Uncertainty quantification is one way to make a model more reliable. When the model makes a prediction, it gives a score showing how confident the forecast is correct. Unfortunately, even though figuring out how much uncertainty there is can be helpful, most current methods involve restraining the whole model from giving it that ability. For example, training a model means showing it millions of examples of how to do a job to learn it. Retraining requires millions of new data inputs and a lot of computing power.
Uncertainty learning
When using the output label distribution directly to generate uncertainty measures, neural networks are known to be overconfident. Existing techniques mainly address this issue by retraining the entire model to impose uncertainty quantification capacity, allowing the learnt model to attain targeted accuracy and uncertainty prediction performance simultaneously. However, training the model from scratch is time-consuming and may need to be more practical.

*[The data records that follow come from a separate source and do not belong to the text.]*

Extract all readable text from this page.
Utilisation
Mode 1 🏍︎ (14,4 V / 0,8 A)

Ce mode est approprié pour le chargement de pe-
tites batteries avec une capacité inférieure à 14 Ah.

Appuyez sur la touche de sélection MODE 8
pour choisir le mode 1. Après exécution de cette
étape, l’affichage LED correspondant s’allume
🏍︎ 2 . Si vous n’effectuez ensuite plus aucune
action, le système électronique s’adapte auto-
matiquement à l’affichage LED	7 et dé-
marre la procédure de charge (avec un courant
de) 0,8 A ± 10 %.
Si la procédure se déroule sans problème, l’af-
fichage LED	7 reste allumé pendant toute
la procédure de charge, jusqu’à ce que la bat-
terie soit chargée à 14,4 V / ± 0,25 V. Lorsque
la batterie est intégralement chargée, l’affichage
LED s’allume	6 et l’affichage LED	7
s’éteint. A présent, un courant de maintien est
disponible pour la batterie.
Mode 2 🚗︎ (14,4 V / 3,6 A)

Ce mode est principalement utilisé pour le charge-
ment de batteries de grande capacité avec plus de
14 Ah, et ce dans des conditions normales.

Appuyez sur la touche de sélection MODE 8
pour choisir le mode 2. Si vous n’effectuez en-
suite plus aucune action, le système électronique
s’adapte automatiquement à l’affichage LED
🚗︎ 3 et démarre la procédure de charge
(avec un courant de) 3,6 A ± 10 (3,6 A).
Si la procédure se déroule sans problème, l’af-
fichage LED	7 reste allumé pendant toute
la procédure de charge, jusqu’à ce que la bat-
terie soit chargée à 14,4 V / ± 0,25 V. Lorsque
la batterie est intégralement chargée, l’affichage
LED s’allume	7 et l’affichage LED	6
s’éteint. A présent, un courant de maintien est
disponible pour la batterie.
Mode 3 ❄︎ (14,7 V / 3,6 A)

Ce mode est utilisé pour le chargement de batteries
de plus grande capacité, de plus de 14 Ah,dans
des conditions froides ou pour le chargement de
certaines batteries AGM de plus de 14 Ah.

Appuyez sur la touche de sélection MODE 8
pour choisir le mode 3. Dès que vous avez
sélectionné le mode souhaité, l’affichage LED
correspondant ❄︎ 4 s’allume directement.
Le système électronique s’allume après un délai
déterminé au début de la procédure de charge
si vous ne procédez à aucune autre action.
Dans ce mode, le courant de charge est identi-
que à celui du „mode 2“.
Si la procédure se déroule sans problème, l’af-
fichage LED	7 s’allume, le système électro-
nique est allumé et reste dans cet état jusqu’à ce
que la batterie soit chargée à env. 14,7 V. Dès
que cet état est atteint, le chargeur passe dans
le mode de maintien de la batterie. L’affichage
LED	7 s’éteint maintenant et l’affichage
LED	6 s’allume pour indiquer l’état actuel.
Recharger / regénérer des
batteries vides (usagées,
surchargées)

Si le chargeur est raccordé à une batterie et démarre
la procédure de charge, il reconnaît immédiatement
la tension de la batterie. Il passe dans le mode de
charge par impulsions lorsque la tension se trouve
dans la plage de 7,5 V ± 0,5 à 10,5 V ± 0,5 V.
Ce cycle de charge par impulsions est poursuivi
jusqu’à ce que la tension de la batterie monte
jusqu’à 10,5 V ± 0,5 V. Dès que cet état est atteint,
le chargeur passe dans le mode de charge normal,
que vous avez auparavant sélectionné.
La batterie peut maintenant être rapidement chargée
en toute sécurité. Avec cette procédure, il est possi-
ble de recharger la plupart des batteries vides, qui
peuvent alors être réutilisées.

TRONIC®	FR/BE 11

The researchers suggest a unique Bayesian metamodel that is both effective and computationally economical for augmenting pre-trained models with superior uncertainty quantification abilities. Furthermore, their recommended method requires no additional training data. It is versatile enough to assess various uncertainties and quickly adapt to multiple application contexts, such as out-of-domain data detection, misclassification detection, and trustworthy transfer learning.
Quantifying uncertainty
In uncertainty quantification, a machine-learning model assigns a numeric score to each output that reflects the model's confidence in the accuracy of that prediction. However, incorporating uncertainty quantification by building a new model or retraining an existing model requires a lot of data and expensive computation, making it impractical. Moreover, existing methods sometimes have the unintended effect of diminishing the accuracy of model predictions.
Data uncertainty is produced by corrupted data or incorrect labelling, and it can only be minimised by repairing the dataset or collecting new data. Model uncertainty occurs when the model is unsure how to explain freshly observed data and may generate inaccurate predictions, most frequently due to a lack of similar training instances. It is a complicated yet common issue when models are deployed. They often encounter data that differs from the training sample in real-world scenarios.
Validation
Once a model generates an uncertainty quantification score, the user must still have confidence in the score's accuracy. Typically, researchers validate the accuracy of a model by creating a subset of the original training data and evaluating the model on this subset. They developed a new validation technique by adding noise to the validation set's data; this chaotic data is more comparable to out-of-sample data that can cause model uncertainty. This chaotic dataset is used to evaluate uncertainty quantifications by the researchers.
Conclusion
The researchers show that their suggested metamodel approach is flexible and outperforms numerous representative image classification benchmarks in these applications. Furthermore, this technique could assist researchers in enabling more machine-learning models to perform uncertainty quantification effectively, ultimately assisting users in determining when to trust predictions.